Notice the progression here: Jesus baptizes people in the Holy Spirit AND fire. Why the fire? To clear His threshing floor by burning up the chaff.

What's chaff? In our current urbanized, and digitized society, many may not know or some might need a reminder. Chaff is the outermost husk or shell on cereal grain, like wheat or barley. It is generally inedible and useless. Chaff represents the spiritually useless things in the life of a believer.

Another interesting point is to consider John's reference to the “threshing floor.” Matthew's account mentions that many of the people John the Baptist spoke those words to were from Jerusalem.

The city of Jerusalem was formed from two separate towns that were close together: Jebus and Salem. Jebus was the last Canaanite city to fall to the Israelites. David led that conquest soon after ascending to the throne of Israel. The section of Jerusalem that once was Jebus is also called the City of David.

(Now, you have probably heard or read that Bethlehem is the City of David. Well David had two cities named as his city. One was the city of his birth, and the other was the city of his conquest.)

Jebus means “threshing floor.” Jerusalem is often a symbol of the Body of Christ. The purpose of the baptism of fire is the the purging of the Body of Christ.

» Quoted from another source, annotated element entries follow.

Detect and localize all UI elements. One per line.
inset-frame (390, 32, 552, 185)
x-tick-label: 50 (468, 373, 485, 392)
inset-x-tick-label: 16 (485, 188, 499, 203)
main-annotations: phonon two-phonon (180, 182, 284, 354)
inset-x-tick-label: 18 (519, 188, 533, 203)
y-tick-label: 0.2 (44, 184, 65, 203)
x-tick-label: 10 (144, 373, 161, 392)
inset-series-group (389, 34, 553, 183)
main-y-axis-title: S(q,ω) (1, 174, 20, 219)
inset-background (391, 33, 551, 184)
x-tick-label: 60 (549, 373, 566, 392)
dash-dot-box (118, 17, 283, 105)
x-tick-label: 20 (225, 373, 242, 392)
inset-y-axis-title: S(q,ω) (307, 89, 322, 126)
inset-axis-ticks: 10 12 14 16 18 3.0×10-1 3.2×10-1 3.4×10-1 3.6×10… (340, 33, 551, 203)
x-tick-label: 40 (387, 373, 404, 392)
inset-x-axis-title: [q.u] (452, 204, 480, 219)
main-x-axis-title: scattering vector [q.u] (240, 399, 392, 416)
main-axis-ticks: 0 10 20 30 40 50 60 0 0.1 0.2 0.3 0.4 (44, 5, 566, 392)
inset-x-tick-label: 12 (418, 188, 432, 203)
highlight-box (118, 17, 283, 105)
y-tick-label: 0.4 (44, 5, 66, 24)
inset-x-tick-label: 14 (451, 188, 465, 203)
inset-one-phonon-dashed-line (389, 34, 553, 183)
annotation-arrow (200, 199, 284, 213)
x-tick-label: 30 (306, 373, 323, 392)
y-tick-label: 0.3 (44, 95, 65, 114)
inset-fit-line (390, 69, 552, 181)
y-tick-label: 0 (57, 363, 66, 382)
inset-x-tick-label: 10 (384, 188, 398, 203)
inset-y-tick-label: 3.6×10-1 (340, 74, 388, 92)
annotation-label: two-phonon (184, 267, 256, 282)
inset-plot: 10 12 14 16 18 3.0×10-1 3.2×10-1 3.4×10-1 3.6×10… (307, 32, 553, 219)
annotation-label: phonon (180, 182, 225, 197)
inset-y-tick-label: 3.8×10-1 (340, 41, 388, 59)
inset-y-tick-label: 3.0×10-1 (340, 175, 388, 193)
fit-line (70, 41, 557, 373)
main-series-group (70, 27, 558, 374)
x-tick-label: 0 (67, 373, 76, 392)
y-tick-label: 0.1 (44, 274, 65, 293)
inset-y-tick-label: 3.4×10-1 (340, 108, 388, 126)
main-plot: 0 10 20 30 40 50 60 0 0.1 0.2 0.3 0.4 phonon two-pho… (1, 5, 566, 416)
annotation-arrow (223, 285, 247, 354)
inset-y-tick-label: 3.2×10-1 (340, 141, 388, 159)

CONCLUSION: To present your body as a living sacrifice means you give up all claim to your body. Doing so is reasonable and spiritual worship. Your body will react to this sacrificial process the same way dead flesh is still able to react to a stimulus, just like the frog legs in the illustration. To prevent this, the sacrifice must be bound to the altar by controlling the tongue and the tongue controlling the body. Praying in tongues applies the cleansing fire to your tongue. Prayer, confession, and gracious speech are how you control the tongue.